Figure 1. Discovery process: The ML workflow consists of two different steps of prediction; the forward and backward predictions. The objective of the forward prediction is to create a set of prediction models that describe various polymeric properties (e.g., thermal conductivity, glass transition temperature) as a function of chemical structures in the constitutional repeat units. Here, an ML framework called transfer learning was used to overcome the issue of limited data on thermal conductivity: prediction models of some proxy properties were pre-trained on given large data sets, and then the pre-trained models were fine-tuned using the limited data on the target property. Inverting the trained forward models, we derived a backward model conditioned by a desired property requirement. By solving this inverse problem, materials that exhibit the desired properties were computationally be created.
As a powerful example of how artificial intelligence (AI) can accelerate the discovery of new materials, scientists in Japan have designed and verified polymers with high thermal conductivity — a property that would be the key to heat management, for example, in the fifth-generation (5G) mobile communication technologies.
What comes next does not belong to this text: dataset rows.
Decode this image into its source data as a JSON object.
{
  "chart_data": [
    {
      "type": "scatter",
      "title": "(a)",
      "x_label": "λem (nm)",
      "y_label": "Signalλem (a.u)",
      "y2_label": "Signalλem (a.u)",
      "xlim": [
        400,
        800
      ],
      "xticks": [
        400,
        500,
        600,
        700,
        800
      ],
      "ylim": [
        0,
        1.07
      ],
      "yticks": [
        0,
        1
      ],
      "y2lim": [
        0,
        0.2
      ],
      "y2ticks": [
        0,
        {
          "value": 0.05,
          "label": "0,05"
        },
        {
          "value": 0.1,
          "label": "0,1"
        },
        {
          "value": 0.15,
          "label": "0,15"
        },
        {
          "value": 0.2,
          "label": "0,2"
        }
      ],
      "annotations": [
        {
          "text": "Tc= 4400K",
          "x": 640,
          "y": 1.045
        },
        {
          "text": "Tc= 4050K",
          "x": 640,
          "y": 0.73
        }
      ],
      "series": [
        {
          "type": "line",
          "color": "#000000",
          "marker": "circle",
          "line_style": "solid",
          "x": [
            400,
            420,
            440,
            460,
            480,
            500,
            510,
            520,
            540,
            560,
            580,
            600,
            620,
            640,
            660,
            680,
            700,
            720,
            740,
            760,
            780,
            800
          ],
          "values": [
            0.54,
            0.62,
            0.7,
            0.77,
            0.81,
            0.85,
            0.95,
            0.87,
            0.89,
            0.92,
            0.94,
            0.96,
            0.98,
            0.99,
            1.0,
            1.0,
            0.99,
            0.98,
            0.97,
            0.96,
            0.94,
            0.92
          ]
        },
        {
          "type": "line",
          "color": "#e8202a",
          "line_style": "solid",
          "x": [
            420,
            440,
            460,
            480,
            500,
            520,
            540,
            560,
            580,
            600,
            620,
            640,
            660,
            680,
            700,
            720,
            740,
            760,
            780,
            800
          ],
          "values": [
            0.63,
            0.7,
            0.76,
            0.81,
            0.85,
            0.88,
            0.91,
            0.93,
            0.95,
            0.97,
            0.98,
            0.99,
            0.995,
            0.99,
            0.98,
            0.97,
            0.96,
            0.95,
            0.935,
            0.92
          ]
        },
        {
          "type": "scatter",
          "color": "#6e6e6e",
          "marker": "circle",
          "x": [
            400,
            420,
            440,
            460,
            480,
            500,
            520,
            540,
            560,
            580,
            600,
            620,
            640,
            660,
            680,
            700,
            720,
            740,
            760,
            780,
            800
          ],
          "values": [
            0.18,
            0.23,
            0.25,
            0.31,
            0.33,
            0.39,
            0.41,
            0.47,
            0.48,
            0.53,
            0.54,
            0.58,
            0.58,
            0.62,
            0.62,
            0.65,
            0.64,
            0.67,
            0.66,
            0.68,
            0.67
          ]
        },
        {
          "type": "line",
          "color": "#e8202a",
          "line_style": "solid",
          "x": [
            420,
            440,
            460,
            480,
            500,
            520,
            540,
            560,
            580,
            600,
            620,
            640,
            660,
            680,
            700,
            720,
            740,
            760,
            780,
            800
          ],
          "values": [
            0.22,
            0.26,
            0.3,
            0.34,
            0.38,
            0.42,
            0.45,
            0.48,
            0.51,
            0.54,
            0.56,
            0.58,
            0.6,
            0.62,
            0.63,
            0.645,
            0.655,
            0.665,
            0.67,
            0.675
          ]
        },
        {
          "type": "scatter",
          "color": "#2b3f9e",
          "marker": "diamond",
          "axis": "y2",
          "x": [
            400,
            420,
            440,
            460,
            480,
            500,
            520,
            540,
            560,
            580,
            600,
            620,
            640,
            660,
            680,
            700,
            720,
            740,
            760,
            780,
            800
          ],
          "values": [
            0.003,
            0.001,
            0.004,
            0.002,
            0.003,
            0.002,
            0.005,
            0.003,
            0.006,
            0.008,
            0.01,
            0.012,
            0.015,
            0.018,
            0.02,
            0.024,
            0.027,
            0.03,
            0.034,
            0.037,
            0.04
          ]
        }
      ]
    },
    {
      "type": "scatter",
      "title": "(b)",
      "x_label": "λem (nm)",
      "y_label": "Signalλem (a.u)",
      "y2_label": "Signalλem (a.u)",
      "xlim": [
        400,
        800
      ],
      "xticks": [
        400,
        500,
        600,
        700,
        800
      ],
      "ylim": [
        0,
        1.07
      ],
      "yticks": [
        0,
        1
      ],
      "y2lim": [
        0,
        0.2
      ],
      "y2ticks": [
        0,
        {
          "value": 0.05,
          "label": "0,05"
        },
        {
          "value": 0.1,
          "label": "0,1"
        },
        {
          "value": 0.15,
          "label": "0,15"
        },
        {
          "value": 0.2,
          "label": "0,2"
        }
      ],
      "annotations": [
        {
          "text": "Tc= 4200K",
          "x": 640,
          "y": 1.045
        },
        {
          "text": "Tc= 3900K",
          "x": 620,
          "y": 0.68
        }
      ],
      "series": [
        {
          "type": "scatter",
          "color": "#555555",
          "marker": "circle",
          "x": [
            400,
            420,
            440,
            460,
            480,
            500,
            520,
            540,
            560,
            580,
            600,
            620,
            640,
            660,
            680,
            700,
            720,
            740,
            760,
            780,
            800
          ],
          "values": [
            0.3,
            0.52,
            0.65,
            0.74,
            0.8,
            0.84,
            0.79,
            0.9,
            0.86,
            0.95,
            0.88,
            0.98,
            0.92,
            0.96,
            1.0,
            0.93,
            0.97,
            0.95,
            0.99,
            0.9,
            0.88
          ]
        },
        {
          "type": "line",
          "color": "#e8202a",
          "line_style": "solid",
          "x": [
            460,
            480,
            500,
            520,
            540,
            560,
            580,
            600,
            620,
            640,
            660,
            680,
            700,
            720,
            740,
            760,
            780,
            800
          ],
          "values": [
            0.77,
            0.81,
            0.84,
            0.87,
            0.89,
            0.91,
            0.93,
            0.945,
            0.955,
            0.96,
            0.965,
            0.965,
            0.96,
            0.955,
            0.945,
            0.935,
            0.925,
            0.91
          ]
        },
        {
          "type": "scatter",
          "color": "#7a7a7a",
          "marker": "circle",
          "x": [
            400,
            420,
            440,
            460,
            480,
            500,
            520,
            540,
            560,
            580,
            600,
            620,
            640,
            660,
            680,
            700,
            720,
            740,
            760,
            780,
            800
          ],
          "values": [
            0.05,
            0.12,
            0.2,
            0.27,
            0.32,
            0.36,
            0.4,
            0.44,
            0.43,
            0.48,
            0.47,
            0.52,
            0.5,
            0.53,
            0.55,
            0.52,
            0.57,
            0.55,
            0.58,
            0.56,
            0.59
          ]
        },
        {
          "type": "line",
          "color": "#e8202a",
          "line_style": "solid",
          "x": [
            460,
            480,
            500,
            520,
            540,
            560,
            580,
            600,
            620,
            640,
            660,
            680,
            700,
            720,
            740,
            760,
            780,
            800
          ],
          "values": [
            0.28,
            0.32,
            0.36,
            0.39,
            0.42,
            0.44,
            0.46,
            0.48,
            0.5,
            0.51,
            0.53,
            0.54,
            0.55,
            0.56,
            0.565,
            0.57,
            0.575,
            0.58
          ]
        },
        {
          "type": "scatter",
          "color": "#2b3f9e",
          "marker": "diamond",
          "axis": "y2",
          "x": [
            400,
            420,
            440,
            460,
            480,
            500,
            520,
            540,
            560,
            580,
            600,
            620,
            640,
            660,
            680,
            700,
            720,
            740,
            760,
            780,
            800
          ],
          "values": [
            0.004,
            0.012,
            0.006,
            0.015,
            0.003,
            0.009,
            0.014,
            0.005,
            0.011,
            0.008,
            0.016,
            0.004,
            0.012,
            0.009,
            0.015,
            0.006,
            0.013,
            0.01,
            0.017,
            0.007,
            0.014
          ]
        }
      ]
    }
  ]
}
Their study highlights the great advantages of machine learning methods over traditional ways of searching for high-performance materials.
A joint research group including Ryo Yoshida (Professor and Director of the Data Science Center for Creative Design and Manufacturing at the Institute of Statistical Mathematics [ISM], Research Organization of Information and Systems), Junko Morikawa (Professor at the School of Materials and Chemical Technology, Tokyo Institute of Technology [Tokyo Tech]), and Yibin Xu (Group Leader of Thermal Management and Thermoelectric Materials Group, Center for Materials Research by Information Integration, Research and Services Division of Materials Data and Integrated System [MaDIS], NIMS) has demonstrated the promising application of machine learning (ML) — a form of AI that enables computers to "learn" from given data — for discovering innovative materials.
Reporting their findings in the open-access journal npj Computational Materials, the researchers show that their ML method, involving "transfer learning", enables the discovery of materials with desired properties even from an exceeding small data set.
The study drew on a data set of polymeric properties from PoLyInfo, the largest database of polymers in the world housed at NIMS. Despite its huge size, PoLyInfo has a limited amount of data on the heat transfer properties of polymers. To predict the heat transfer properties from the given limited data, ML models on proxy properties were pre-trained where sufficient data were available on the related tasks; these pre-trained models captured common features relevant to the target task. Re-purposing such machine-acquired features on the target task yielded outstanding prediction performance even with the exceedingly small datasets, as if highly experienced human experts can make rational inferences even for considerably less experienced tasks. The team combined this model with a specially designed ML algorithm for computational molecular design, which is called the iQSPR algorithm previously developed by Yoshida and his colleagues. Applying this technique enabled the identification of thousands of promising "virtual" polymers.
From this large pool of candidates, three polymers were selected based on their ease of synthesis and processing.
Tests confirmed that the new polymers have a high thermal conductivity of up to 0.41 Watts per meter-Kelvin (W/mK). This figure is 80 percent higher than that of typical polyimides, a group of commonly used polymers that have been mass-produced since the 1950s for applications ranging from fuel cells to cookware.
By verifying the heat transfer properties of the computationally designed polymers, the study represents a key breakthrough for fast, cost-effective, ML-supported methods for materials design. It also demonstrates the team's combined expertise in data science, organic synthesis and advanced measurement technologies.
Yoshida comments that many aspects remain to be explored, such as "training" computational systems to work with limited data by adding more suitable descriptors. "Machine learning for polymer or soft material design is a challenging but promising field as these materials have properties that differ from metals and ceramics, and are not yet fully predicted by the existing theories," he says.
The study is a starting point for the discovery of other innovative materials, as Morikawa adds: "We would like to try to create an ML-driven high-throughput computational system to design next-generation soft materials for applications going beyond the 5G era. Through our project, we aim to pursue not only the development of materials informatics but also contribute to fundamental advancement of materials science, especially in the field of phonon engineering3."
This work was conducted as part of the "Materials Research by Information Integration" Initiative (MI2I), an open innovation accelerator selected by the Japan Science and Technology Agency (JST) as a support program for starting up innovation hub and implemented by NIMS.
S. Wu, Y. Kondo, M. Kakimoto, B. Yang, H. Yamada, I. Kuwajima, G. Lambard, K. Hongo, Y. Xu, J. Shiomi, C. Schick, J. Morikawa, and R. Yoshida; "Machine-learning-assisted discovery of polymers with high thermal conductivity using a molecular design algorithm."; npj Computational Materials.